Nada perturba mais minha felicidade do que a obrigação de ser feliz, porque é feio e fraco não sê-lo. Feliz de quem é bonito e forte.
Gutto Carrer Lima
Se um marciano chegasse à Terra hoje e fosse apresentado às redes sociais, algumas revistas e programas de celebridades, com certeza pensaria que este é um planeta com pessoas muito felizes e realizadas. Esta ideia me veio à mente diversas vezes nos últimos meses quando passei a observar indícios de que há uma certa “cobrança” social por “parecermos” felizes e bem-sucedidos o tempo todo. Interessante notar que trata-se de uma felicidade aparente e não necessariamente genuína. Temos que demonstrar que estamos bem e felizes a todo momento, ainda que não estejamos, sob pena de sermos criticados. Afinal, quem quer estar com pessoas deprimidas ou tristes? Parece-me que perdemos o direito a isso.
A busca da felicidade é talvez o maior clichê cultural que nos cerca, basta olhar a maioria das imagens das redes sociais, os livros de auto-ajuda, temas de palestras e cursos; todos afirmando que temos “obrigação” de ser felizes e se não o somos, é por nossa própria responsabilidade.
A felicidade, muitas vezes, aparece associada a bens materiais. Se olharmos os comerciais, veremos que se você tiver, ou fizer, isso ou aquilo, será feliz e fará sucesso...
Já abordei este tema em uma edição anterior e agora o retomo para propor uma reflexão sobre a exigência atual de parecermos felizes. Falar sobre tal tema é tarefa desafiadora, polêmica e inevitavelmente imprecisa, porque a felicidade deve ser vivida e, portanto, difícil de descrever ou demonstrar.

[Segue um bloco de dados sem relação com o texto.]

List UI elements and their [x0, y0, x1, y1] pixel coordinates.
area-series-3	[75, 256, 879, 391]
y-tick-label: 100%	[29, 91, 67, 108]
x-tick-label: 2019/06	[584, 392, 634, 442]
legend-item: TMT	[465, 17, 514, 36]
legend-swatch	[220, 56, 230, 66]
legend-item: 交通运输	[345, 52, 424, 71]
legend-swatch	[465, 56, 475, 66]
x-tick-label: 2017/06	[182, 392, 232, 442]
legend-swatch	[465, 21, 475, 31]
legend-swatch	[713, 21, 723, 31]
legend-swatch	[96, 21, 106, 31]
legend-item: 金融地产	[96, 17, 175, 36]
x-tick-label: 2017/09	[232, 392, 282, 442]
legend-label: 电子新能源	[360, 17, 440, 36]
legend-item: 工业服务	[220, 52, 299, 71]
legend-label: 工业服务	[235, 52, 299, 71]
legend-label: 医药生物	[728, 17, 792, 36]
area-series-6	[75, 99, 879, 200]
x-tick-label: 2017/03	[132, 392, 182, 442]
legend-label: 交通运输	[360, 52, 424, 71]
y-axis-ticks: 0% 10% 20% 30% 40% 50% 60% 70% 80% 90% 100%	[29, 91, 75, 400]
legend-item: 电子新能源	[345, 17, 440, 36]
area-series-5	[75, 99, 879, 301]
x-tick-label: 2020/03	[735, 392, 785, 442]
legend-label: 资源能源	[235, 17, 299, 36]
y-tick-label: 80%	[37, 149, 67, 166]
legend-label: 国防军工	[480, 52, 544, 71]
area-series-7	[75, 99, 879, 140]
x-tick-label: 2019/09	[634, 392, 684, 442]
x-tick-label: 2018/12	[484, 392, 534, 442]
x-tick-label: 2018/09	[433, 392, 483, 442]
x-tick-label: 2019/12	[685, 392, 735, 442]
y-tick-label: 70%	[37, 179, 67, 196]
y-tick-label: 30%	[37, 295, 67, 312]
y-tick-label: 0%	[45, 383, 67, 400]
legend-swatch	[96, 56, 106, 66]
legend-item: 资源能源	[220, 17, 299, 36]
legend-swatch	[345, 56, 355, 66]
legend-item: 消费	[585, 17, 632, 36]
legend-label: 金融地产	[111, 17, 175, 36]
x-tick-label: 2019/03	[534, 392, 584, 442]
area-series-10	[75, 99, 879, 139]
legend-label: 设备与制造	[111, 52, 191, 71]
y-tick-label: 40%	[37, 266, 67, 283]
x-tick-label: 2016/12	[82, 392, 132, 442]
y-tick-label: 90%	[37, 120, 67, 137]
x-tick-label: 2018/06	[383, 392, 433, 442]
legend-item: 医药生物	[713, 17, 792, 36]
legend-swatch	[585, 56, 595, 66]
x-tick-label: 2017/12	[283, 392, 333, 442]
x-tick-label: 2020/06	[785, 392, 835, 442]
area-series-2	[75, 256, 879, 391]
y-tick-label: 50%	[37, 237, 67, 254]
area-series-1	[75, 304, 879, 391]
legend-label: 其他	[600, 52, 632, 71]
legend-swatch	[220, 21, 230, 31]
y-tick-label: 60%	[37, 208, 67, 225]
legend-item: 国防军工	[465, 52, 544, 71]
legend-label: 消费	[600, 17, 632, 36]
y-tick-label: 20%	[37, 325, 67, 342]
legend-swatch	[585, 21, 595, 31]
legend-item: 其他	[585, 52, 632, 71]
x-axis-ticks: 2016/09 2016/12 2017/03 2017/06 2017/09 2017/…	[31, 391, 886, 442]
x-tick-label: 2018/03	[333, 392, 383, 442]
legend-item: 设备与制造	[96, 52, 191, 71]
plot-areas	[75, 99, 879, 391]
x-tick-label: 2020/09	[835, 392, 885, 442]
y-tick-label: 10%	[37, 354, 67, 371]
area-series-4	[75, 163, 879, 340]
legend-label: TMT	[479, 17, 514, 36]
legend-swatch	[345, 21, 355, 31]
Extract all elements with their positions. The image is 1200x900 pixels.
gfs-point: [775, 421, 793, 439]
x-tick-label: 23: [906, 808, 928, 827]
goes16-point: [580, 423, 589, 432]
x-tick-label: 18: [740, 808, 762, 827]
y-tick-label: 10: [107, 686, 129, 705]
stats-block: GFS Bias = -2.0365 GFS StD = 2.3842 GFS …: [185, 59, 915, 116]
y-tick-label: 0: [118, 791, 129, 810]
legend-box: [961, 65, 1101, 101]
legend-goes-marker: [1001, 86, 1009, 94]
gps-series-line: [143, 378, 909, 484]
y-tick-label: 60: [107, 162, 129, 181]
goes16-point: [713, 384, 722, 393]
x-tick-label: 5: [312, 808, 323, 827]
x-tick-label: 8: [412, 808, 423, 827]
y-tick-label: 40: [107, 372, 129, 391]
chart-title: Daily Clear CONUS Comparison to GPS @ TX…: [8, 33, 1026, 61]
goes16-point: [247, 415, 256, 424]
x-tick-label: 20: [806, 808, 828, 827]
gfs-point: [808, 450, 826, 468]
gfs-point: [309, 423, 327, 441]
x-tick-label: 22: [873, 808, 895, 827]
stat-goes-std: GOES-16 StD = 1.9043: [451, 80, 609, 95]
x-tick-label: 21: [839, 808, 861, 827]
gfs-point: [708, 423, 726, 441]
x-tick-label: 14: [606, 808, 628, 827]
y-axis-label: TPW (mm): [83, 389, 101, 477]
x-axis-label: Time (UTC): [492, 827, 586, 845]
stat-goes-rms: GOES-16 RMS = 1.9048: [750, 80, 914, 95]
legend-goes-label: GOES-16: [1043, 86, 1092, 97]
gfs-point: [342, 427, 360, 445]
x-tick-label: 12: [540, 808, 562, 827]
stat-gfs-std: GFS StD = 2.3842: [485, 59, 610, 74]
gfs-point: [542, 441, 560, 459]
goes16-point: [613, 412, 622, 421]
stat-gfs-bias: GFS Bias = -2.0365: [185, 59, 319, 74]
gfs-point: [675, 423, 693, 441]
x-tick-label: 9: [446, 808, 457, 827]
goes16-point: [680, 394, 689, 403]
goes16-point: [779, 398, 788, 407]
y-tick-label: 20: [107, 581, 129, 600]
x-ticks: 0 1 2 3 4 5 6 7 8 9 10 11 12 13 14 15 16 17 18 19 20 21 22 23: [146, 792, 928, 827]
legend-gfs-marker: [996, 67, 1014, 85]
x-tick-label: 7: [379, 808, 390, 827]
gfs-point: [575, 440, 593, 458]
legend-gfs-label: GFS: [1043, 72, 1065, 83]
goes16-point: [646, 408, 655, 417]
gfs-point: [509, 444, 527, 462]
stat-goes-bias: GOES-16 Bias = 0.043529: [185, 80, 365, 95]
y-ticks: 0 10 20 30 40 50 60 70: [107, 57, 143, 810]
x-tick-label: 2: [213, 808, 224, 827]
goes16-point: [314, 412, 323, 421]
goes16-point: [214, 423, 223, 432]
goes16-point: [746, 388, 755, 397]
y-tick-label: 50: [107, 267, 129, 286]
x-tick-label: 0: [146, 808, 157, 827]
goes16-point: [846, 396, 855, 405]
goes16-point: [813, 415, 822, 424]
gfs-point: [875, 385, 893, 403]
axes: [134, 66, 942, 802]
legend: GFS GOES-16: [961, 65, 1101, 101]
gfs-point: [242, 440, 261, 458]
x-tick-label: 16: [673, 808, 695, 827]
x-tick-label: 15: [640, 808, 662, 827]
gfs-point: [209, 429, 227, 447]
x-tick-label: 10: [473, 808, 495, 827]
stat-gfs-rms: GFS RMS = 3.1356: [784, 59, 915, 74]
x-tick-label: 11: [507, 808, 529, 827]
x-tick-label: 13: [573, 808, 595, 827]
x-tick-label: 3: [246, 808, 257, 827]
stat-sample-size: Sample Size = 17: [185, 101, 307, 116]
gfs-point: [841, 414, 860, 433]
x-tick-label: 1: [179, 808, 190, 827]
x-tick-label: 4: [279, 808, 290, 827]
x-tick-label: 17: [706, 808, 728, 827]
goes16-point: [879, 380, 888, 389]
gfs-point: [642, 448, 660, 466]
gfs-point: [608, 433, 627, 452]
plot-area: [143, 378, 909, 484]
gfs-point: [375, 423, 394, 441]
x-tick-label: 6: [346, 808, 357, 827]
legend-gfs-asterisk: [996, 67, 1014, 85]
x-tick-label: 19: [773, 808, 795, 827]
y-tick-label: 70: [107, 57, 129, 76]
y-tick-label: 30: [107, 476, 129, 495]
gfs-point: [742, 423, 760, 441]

Estava eu em um sítio, contemplando o vai e vem dos quero-queros alimentando seus filhotes, numa imensidão verde e azul, embevecida com aquele momento ímpar de felicidade e paz. Havia uma festa na piscina, com música alta, bebida e muitas risadas. Um amigo veio me perguntar por quê eu não estava me divertindo?! Por quê estava triste ali sentada sozinha?! Expliquei que estava contemplando a natureza e que isto me fazia feliz, já que moro na capital paulista e tenho menos oportunidade de apreciar a natureza, o silêncio, a calma harmonia das coisas naturais. Ele me lançou um olhar estranho, afastou-se e disse aos demais que eu devia estar com depressão...
Este episódio me fez refletir sobre como é difícil demonstrar aos outros sua felicidade, exceto se a demonstração seguir o rito padrão... Fazer um selfie sorrindo com a cerveja na mão. Perdoem-me o clichê.
Hoje não basta se sentir feliz; é preciso que os outros ratifiquem sua felicidade por sinais exteriores convencionais e típicos (como se isso fosse possível). Se quisermos saber se alguém está feliz é preciso identificar algumas características que identifiquem a felicidade na pessoa; como meu amigo não identificou sinais típicos de felicidade em mim, diagnosticou-me, de imediato, com depressão.